Leadership in Learning Communities
Teaching is often called a “caring profession,” and with good reason. Even when dealing with young adults, we are the authority in the room. Though it may be a cliché, this great power comes with a great responsibility. We have been trained in how best to foster learning, in all sort of school environments. One day I will work with senior music students, who will sometimes go to university to further their artistic studies, and the next I’m working with grade 9 beginners. In all contexts, “leadership in learning communities” means applying your professional and personal expertise to classrooms that are always diverse in experiences and social locations. In my time as a teacher candidate, I have strived to make every classroom place where students can safely, confidently and enjoyably pursue the subject of our learning. Whether that is grade 8s discussing water pollution, or grade 12s learning a new piece of music, all teachers must exercise their expertise in facilitating the best environment possible.

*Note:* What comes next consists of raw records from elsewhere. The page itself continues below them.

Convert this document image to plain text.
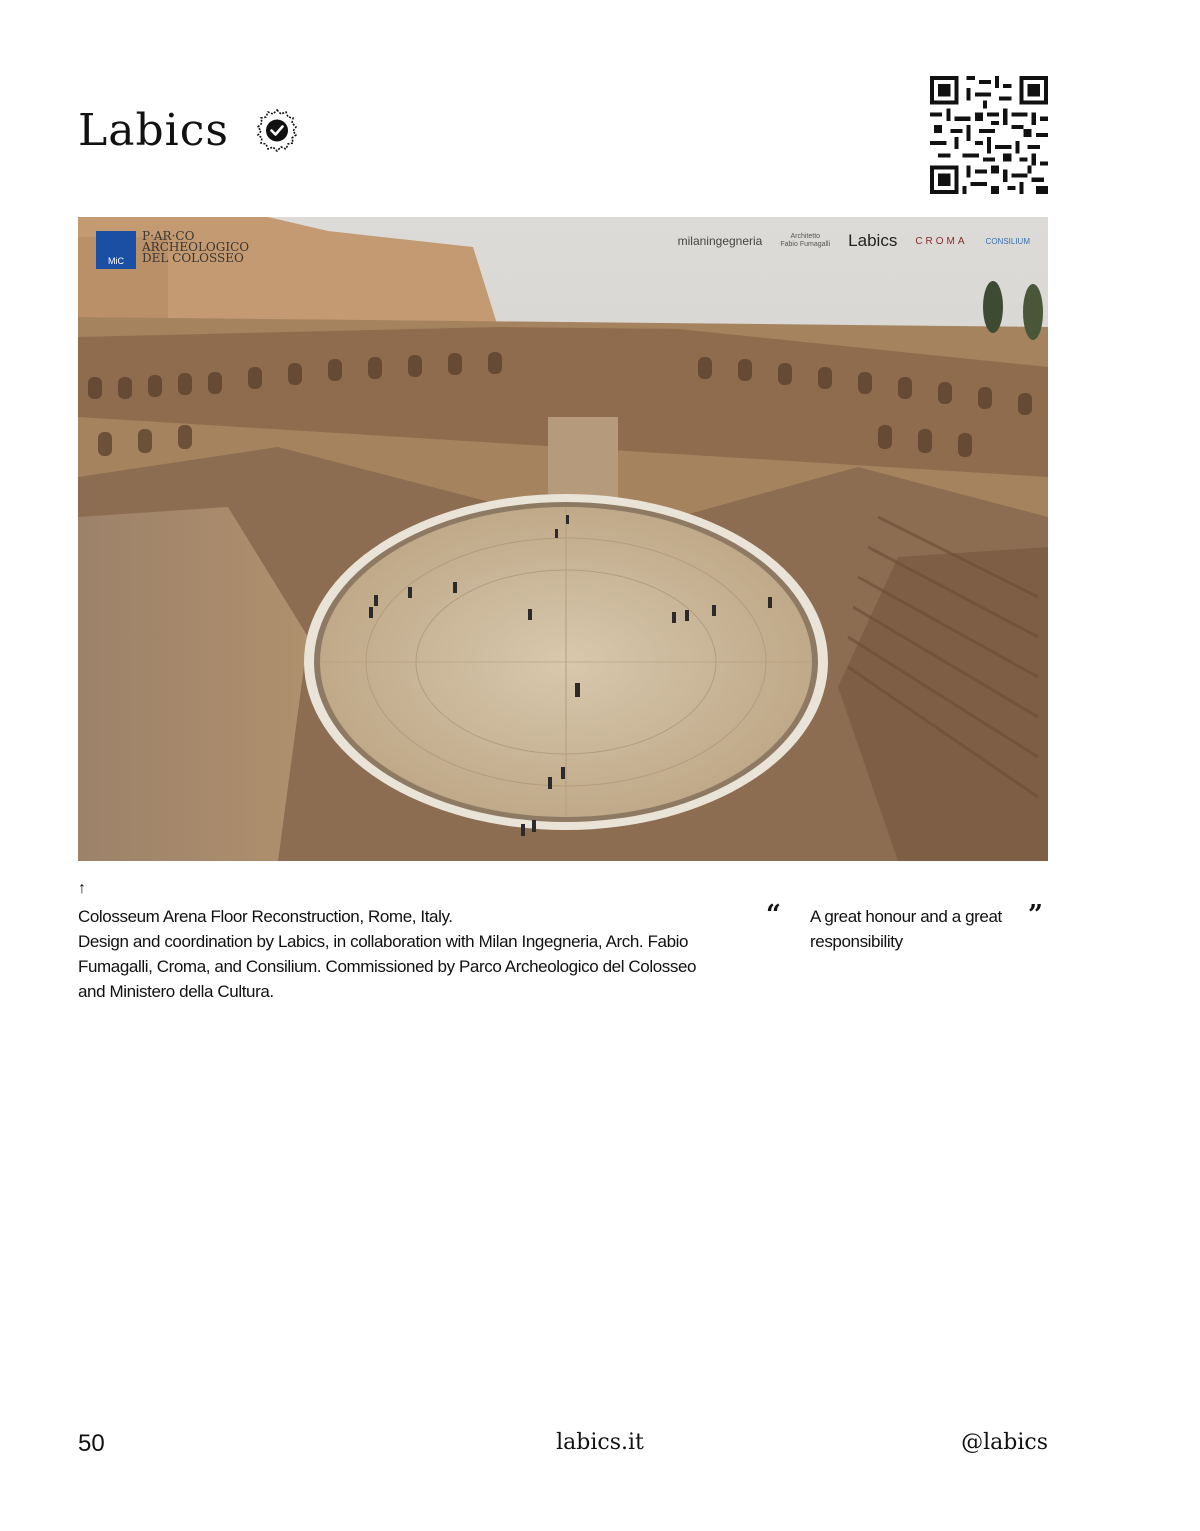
Labics
MiC
P·AR·CO
ARCHEOLOGICO
DEL COLOSSEO
milaningegneria	Architetto
Fabio Fumagalli Labics CROMA CONSILIUM
↑

Colosseum Arena Floor Reconstruction, Rome, Italy.

Design and coordination by Labics, in collaboration with Milan Ingegneria, Arch. Fabio Fumagalli, Croma, and Consilium. Commissioned by Parco Archeologico del Colosseo and Ministero della Cultura.

“ A great honour and a great responsibility
”
50	labics.it	@labics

Ongoing Professional Learning
“What AQs are you going to take?” I’ve already answered, and asked, this question a couple dozen times in this program. I don’t think it’s a bad question, but it risks missing the point. I think we need to expand our idea of what constitutes professional learning. For a music teacher, professional learning could simply mean deep, critical listening to a new album or genre of music. It might mean practicing your first instrument, or learning a new one. For an English teacher, it might mean browsing the library for new books to read. Professional learning, like personal learning, is what happens when we reflect on the things that we love, the things we don’t love, and the randomness of real life!

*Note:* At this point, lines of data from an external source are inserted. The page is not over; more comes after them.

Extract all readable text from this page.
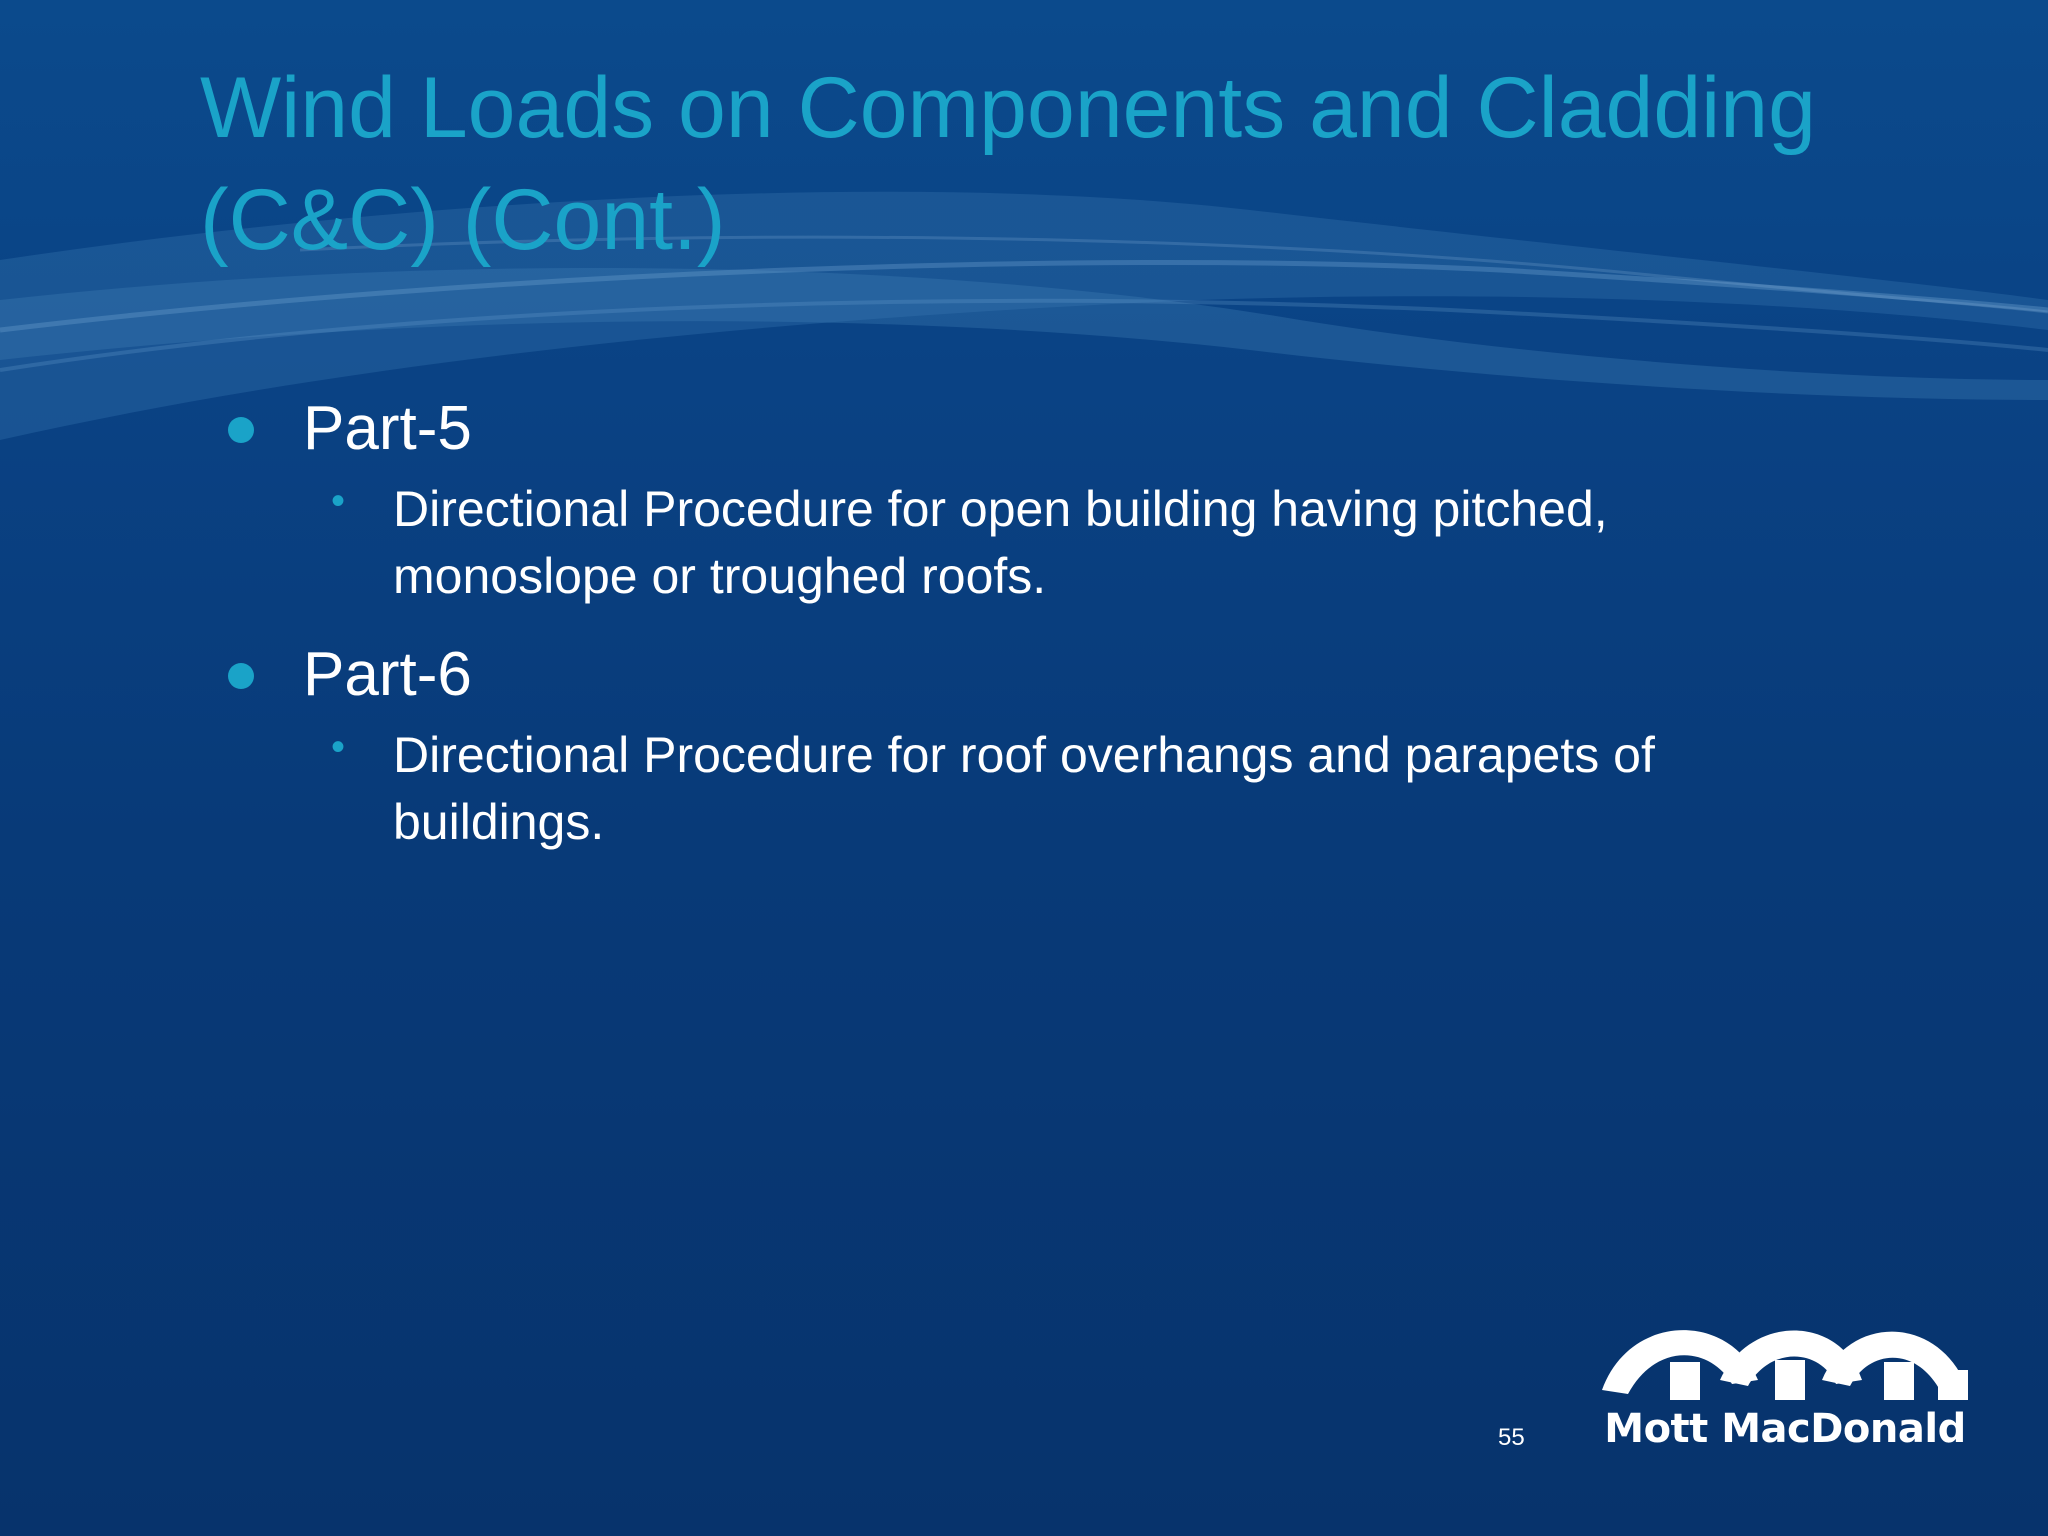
Wind Loads on Components and Cladding
(C&C) (Cont.)
Part-5
• Directional Procedure for open building having pitched, monoslope or troughed roofs.
Part-6
• Directional Procedure for roof overhangs and parapets of buildings.
55 Mott MacDonald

Since professional knowledge is always evolving, educators have a responsibility to “keep on top of it,” so to speak. I’ve often been challenged by course readings and ideas in my program, and while I hope the idea of challenging perceptions continues for students who come after me, I certainly hope the readings change! There are many ideas, of course, that all teacher candidates and educators ought to be exposed to, like those of Paulo Freire and Maxine Greene. But “professional knowledge” means considering these ideas in light what we know, what we don’t know, and what we want to know. This goes for the teaching profession generally, and for each individual educator. A critical music pedagogue ought to sound different in 2017 than they do in 2030, and this is what professional knowledge is all about – considering new developments in education and the world with our own lens.

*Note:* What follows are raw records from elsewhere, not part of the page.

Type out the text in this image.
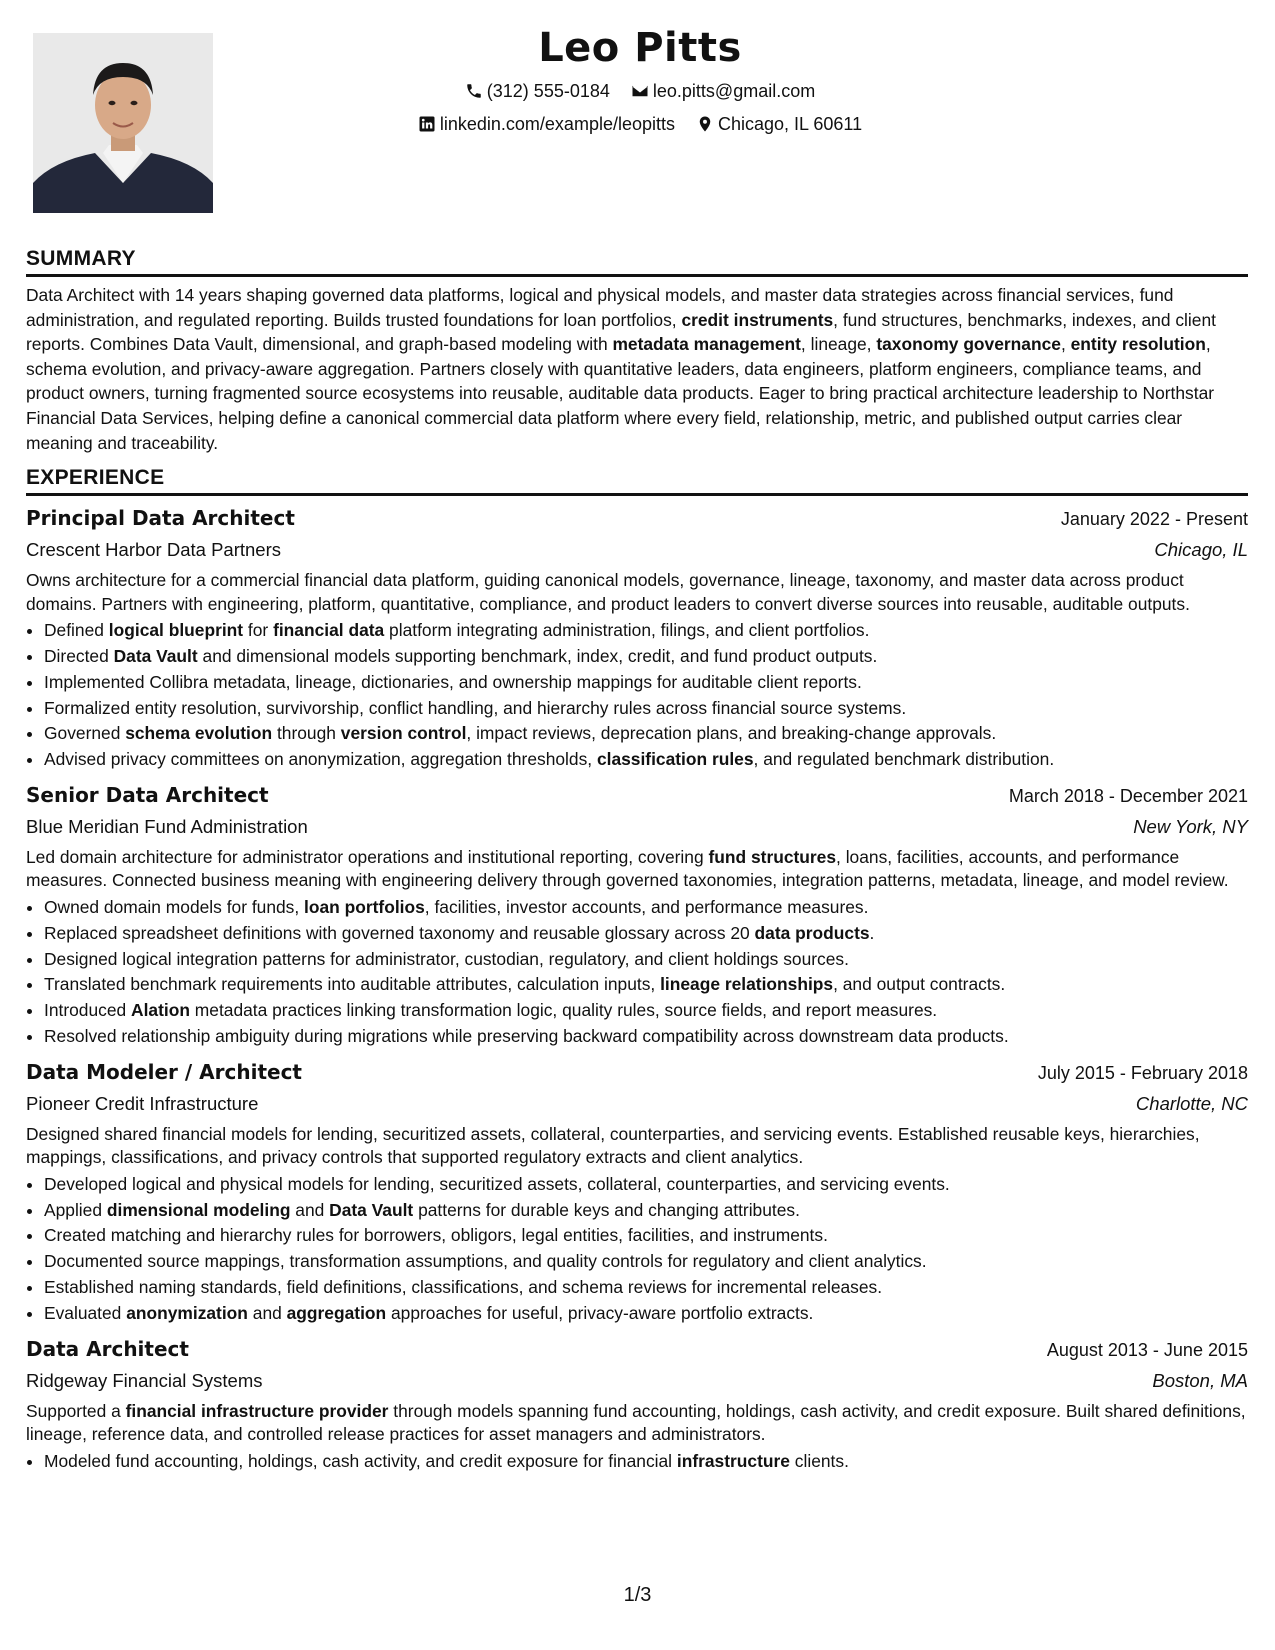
Leo Pitts
(312) 555-0184
leo.pitts@gmail.com
linkedin.com/example/leopitts
Chicago, IL 60611
SUMMARY
Data Architect with 14 years shaping governed data platforms, logical and physical models, and master data strategies across financial services, fund administration, and regulated reporting. Builds trusted foundations for loan portfolios, credit instruments, fund structures, benchmarks, indexes, and client reports. Combines Data Vault, dimensional, and graph-based modeling with metadata management, lineage, taxonomy governance, entity resolution, schema evolution, and privacy-aware aggregation. Partners closely with quantitative leaders, data engineers, platform engineers, compliance teams, and product owners, turning fragmented source ecosystems into reusable, auditable data products. Eager to bring practical architecture leadership to Northstar Financial Data Services, helping define a canonical commercial data platform where every field, relationship, metric, and published output carries clear meaning and traceability.
EXPERIENCE
Principal Data Architect	January 2022 - Present
Crescent Harbor Data Partners	Chicago, IL
Owns architecture for a commercial financial data platform, guiding canonical models, governance, lineage, taxonomy, and master data across product domains. Partners with engineering, platform, quantitative, compliance, and product leaders to convert diverse sources into reusable, auditable outputs.
• Defined logical blueprint for financial data platform integrating administration, filings, and client portfolios.
• Directed Data Vault and dimensional models supporting benchmark, index, credit, and fund product outputs.
• Implemented Collibra metadata, lineage, dictionaries, and ownership mappings for auditable client reports.
• Formalized entity resolution, survivorship, conflict handling, and hierarchy rules across financial source systems.
• Governed schema evolution through version control, impact reviews, deprecation plans, and breaking-change approvals.
• Advised privacy committees on anonymization, aggregation thresholds, classification rules, and regulated benchmark distribution.
Senior Data Architect	March 2018 - December 2021
Blue Meridian Fund Administration	New York, NY
Led domain architecture for administrator operations and institutional reporting, covering fund structures, loans, facilities, accounts, and performance measures. Connected business meaning with engineering delivery through governed taxonomies, integration patterns, metadata, lineage, and model review.
• Owned domain models for funds, loan portfolios, facilities, investor accounts, and performance measures.
• Replaced spreadsheet definitions with governed taxonomy and reusable glossary across 20 data products.
• Designed logical integration patterns for administrator, custodian, regulatory, and client holdings sources.
• Translated benchmark requirements into auditable attributes, calculation inputs, lineage relationships, and output contracts.
• Introduced Alation metadata practices linking transformation logic, quality rules, source fields, and report measures.
• Resolved relationship ambiguity during migrations while preserving backward compatibility across downstream data products.
Data Modeler / Architect	July 2015 - February 2018
Pioneer Credit Infrastructure	Charlotte, NC
Designed shared financial models for lending, securitized assets, collateral, counterparties, and servicing events. Established reusable keys, hierarchies, mappings, classifications, and privacy controls that supported regulatory extracts and client analytics.
• Developed logical and physical models for lending, securitized assets, collateral, counterparties, and servicing events.
• Applied dimensional modeling and Data Vault patterns for durable keys and changing attributes.
• Created matching and hierarchy rules for borrowers, obligors, legal entities, facilities, and instruments.
• Documented source mappings, transformation assumptions, and quality controls for regulatory and client analytics.
• Established naming standards, field definitions, classifications, and schema reviews for incremental releases.
• Evaluated anonymization and aggregation approaches for useful, privacy-aware portfolio extracts.
Data Architect	August 2013 - June 2015
Ridgeway Financial Systems	Boston, MA
Supported a financial infrastructure provider through models spanning fund accounting, holdings, cash activity, and credit exposure. Built shared definitions, lineage, reference data, and controlled release practices for asset managers and administrators.
• Modeled fund accounting, holdings, cash activity, and credit exposure for financial infrastructure clients.
1/3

Educators must always be willing to consider new information, and adapt our practices accordingly. One of my former instructors likes to say that when you put students first, you can’t go wrong (even when you do go wrong). And I think this is a great way to look at ourselves and the profession we’ve chosen. Rather than castigate ourselves for real and imagined errors, why not consider what those errors mean, and how we can learn from them? None of us is perfect, and we can treat ourselves kindly while still growing as educators. Dialogue is key here. As teachers, especially at the Intermediate/Senior level, we often get caught up in subject-specific issues – a music teacher worries about instrument repairs, and an environmental science teacher thinks about on-site/land-based learning. And while these are all valid concerns, why not have two or more departments “compare notes,” so to speak? What can I learn from my English colleagues? What can math teachers learn from French? We must be willing to talk not only to those in our subjects (or grades, at the elementary level), but also those far outside our own experiences. Friends and family, faith leaders, artists and neighbours all have things to teach us, and dialogue is at the heart of this!